Saša Antunović

Personal information
- Full name: Saša Antunović
- Date of birth: 4 November 1974 (age 50)
- Place of birth: Pristina, SR Serbia, SFR Yugoslavia
- Height: 1.88 m (6 ft 2 in)
- Position(s): Centre forward

Senior career*
- Years: Team / Apps / (Gls)
- 1995–1996: Priština
- 1996–1997: Čukarički / 5 / (0)
- 1997–1998: Priština / 20 / (3)
- 1998–2002: Sartid Smederevo / 87 / (19)
- 2002–2003: Spartak Varna / 27 / (5)
- 2004: Sartid Smederevo / 15 / (2)
- 2005–2008: Lokomotiv Sofia / 78 / (30)
- 2009: Kom-Minyor / 2 / (0)
- 2010: Seljak Mihajlovac
- 2011: Hajduk Beograd / 9 / (2)
- Total:  / 243 / (61)

= Saša Antunović =

Serbian footballer

Saša Antunović (Саша Антуновић; born 4 November 1974) is a Serbian former professional footballer who played as a centre forward.

==Career==
Antunović started out with his hometown club Priština and played in the Second League of FR Yugoslavia. He subsequently moved to Čukarički and managed to score once in the 1996 UEFA Intertoto Cup. Later on, Antunović returned to his parent club Priština for one season, before joining newly promoted First League of FR Yugoslavia side Sartid Smederevo in 1998. He spent the next four years with the Oklopnici.

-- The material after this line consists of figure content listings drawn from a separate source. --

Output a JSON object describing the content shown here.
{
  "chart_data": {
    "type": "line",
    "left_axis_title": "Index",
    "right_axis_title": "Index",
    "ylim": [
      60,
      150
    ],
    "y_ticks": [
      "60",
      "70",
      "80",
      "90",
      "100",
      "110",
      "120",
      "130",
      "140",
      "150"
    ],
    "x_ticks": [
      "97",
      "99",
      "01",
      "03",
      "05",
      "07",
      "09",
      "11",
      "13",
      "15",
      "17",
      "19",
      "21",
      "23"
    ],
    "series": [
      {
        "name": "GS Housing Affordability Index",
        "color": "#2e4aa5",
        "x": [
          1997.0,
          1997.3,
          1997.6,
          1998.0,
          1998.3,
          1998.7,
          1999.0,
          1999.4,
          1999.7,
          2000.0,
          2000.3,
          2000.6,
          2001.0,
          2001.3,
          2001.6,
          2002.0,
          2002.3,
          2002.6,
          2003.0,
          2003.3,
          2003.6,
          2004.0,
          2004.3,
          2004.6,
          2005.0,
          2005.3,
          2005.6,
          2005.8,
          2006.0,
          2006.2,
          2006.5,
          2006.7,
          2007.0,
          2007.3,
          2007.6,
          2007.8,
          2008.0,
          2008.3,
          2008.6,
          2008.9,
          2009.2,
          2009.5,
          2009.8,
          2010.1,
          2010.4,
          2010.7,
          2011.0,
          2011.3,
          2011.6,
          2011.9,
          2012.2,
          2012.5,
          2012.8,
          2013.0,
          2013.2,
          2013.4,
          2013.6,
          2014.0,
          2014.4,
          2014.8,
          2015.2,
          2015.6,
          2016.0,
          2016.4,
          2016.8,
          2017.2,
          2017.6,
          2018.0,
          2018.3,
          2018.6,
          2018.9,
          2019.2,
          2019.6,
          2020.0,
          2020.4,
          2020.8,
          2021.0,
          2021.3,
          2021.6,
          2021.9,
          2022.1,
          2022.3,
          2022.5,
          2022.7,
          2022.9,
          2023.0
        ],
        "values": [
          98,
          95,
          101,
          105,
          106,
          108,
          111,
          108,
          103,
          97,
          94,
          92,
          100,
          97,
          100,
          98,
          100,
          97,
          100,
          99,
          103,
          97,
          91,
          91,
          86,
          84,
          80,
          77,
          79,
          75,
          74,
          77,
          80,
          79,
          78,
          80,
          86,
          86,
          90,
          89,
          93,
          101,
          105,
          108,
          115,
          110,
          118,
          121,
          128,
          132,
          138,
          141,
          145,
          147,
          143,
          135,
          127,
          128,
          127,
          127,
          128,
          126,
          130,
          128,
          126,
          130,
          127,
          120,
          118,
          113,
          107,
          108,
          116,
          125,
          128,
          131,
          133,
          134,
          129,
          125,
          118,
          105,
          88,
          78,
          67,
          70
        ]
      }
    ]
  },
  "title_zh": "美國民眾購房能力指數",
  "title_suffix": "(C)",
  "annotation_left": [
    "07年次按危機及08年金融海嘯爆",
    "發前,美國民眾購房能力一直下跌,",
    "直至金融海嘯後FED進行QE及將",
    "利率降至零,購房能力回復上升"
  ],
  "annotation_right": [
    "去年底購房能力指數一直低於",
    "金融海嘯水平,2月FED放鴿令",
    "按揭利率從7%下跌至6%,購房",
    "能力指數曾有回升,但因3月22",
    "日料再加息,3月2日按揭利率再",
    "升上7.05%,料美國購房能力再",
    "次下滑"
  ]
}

In 2002, Antunović moved abroad to Bulgarian club Spartak Varna. He then returned to Sartid Smederevo in early 2004. During the 2004–05 season, Antunović moved back to Bulgaria and signed with Lokomotiv Sofia. He made 78 appearances and scored 30 goals for the side in the top flight.

==Personal life==
In 2009, Antunović was a contestant on the third season of the Bulgarian reality show VIP Brother.